Cites & Bytes @ Bailey

a library newsletter, a compendium of interesting tidbits, a communication tool....from Bailey Library @ Slippery Rock University of Pennsylvania. (Site Feed)

Monday, July 09, 2007

Recently Read by Phil...

I hope to feature some "recently reads" by the rest of the Bailey Library company and here's the first volunteer... from Director of Library Services, Phil Tramdack:

Heart of a Dog by Michael Bulgakov.
Has it been a while since you laughed out loud? To say Heart of a dog, Michael Bulgakov’s early Soviet-era satirical novel about life in post-revolutionary Moscow, is hilarious is an understatement. My Daughter the Genius tipped me off to this one. A sorry and sick dog is one inch from dying on the street of abuse and starvation when he is befriended by an urbane physician, whose specialty is rejuvenating treatments involving transplantation of glands and organs from beast to man. As an historic experiment, the doctor reverse-transplants the pituitary and sex organs of a young Muscovite who dies under mysterious circumstances into the dog, who then begins to undergo a very amazing, funny and unsettling metamorphosis. He is transformed physically from dog to man, sort of, and is revealed to have acquired human speech and attitudes along the way. Among the dog-man’s first utterances are "delicatessen," "you heel," "take one home for the kiddies," and "make that a double." The creature becomes friends with the revolutionary committee in the doctor’s apartment house and gradually assumes a position in the doctor’s life that is, well, hard to describe. Read it: Heart of a dog by Michael Bulgakov.

Poems new and collected by Wislawa Szymborska.
Poetry scares me because I have the morbid fear of being either embarrassed or bored reading it. My Daughter the Genius is responsible for showing me the way to Wislawa Szymborska, the Nobel Prize-winning poet, who is a Polish living national treasure and possibly the greatest living poet on the Earth today. Her poems are clear, accessible, startling in their simplicity, and yet profound, and wise beyond description. Szymborska takes ordinary events and life situations and applies a special, almost god-like touch, to turn the chaos of our everyday existence into the perfect order of a perfect poem. A nice collection is Poems new and collected, with translations by Stanislaw Baranczak and Clare Cavanagh. Here is one:

TRUE LOVE

True love. Is it normal,
is it serious, is it practical?
What does the world get from two people
who exist in a world of their own?

Placed on the same pedestal for no good reason,
drawn randomly from millions, but convinced
it had to happen this way--in reward for what? For nothing.
The light descends from nowhere.
Why on these two and not others?
Doesn't this outrage justice? Yes it does.
Doesn't it disrupt our painstakingly erected principles,
and cast the moral from the peak? Yes on both accounts.

Look at the happy couple.
Couldn't they at least try to hide it,
fake a little depression for their friends' sake!
Listen to them laughing--it's an insult.
The language they use--deceptively clear.
And their little celebrations, rituals,
the elaborate mutual routines--
it's obviously a plot behind the human race's back!

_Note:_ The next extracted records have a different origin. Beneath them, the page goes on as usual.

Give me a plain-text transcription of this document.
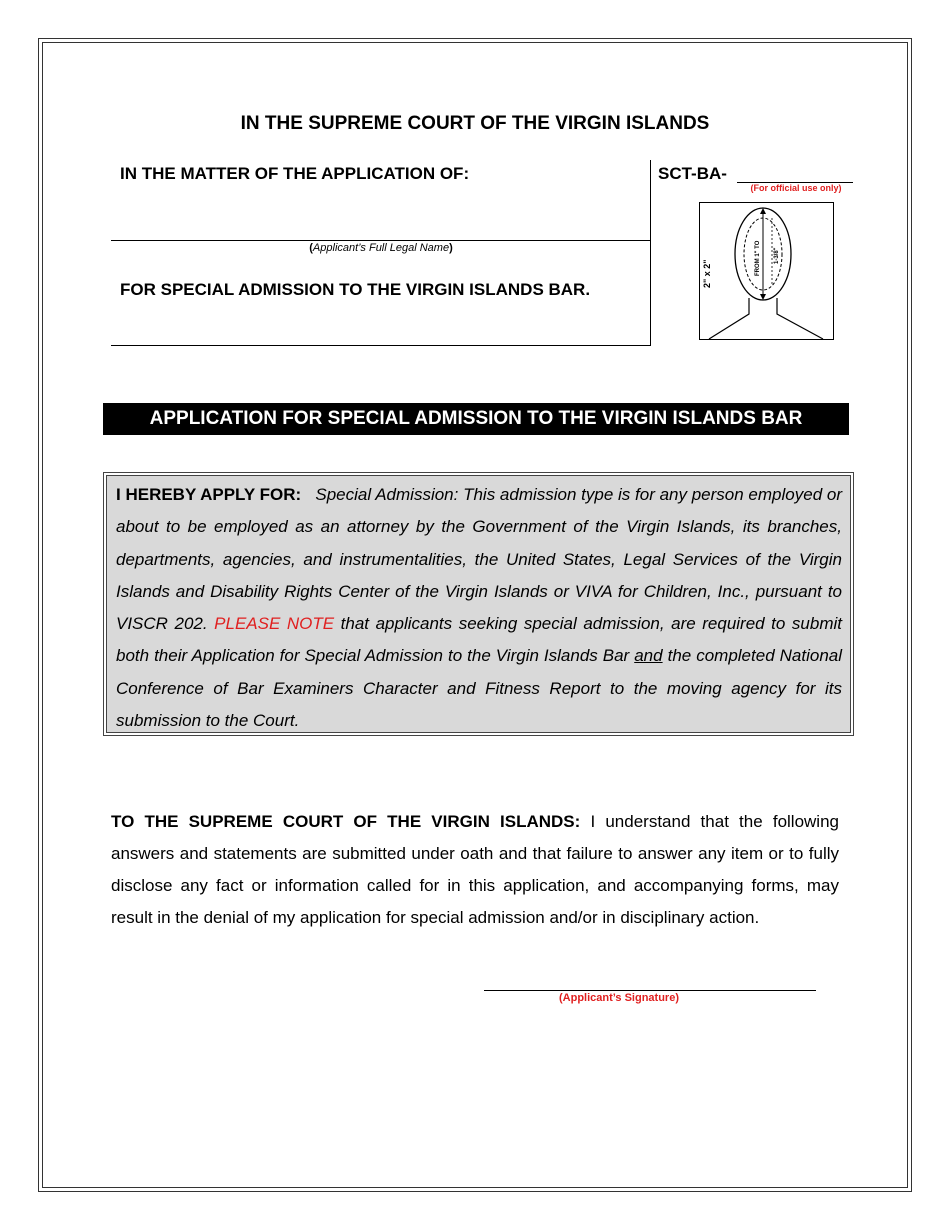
IN THE SUPREME COURT OF THE VIRGIN ISLANDS
IN THE MATTER OF THE APPLICATION OF:	SCT-BA-
(For official use only)
(Applicant’s Full Legal Name)
FOR SPECIAL ADMISSION TO THE VIRGIN ISLANDS BAR.
2" x 2"	FROM 1" TO 1-3/8"
APPLICATION FOR SPECIAL ADMISSION TO THE VIRGIN ISLANDS BAR
I HEREBY APPLY FOR: Special Admission: This admission type is for any person employed or about to be employed as an attorney by the Government of the Virgin Islands, its branches, departments, agencies, and instrumentalities, the United States, Legal Services of the Virgin Islands and Disability Rights Center of the Virgin Islands or VIVA for Children, Inc., pursuant to VISCR 202. PLEASE NOTE that applicants seeking special admission, are required to submit both their Application for Special Admission to the Virgin Islands Bar and the completed National Conference of Bar Examiners Character and Fitness Report to the moving agency for its submission to the Court.
TO THE SUPREME COURT OF THE VIRGIN ISLANDS: I understand that the following answers and statements are submitted under oath and that failure to answer any item or to fully disclose any fact or information called for in this application, and accompanying forms, may result in the denial of my application for special admission and/or in disciplinary action.
(Applicant’s Signature)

It's hard even to guess how far things might go
if people start to follow their example.
What could religion and poetry count on?
What would be remembered? what renounced?
Who'd want to stay within bounds?

True love. Is it really necessary?
Tact and common sense tell us to pass over it in silence,
like a scandal in Life's highest circles.
Perfectly good children are born without its help.
It couldn't populate the planet in a million years,
it comes along so rarely.

Let the people who never find true love
keep saying that there's no such thing.

Their faith will make it easier for them to live and die.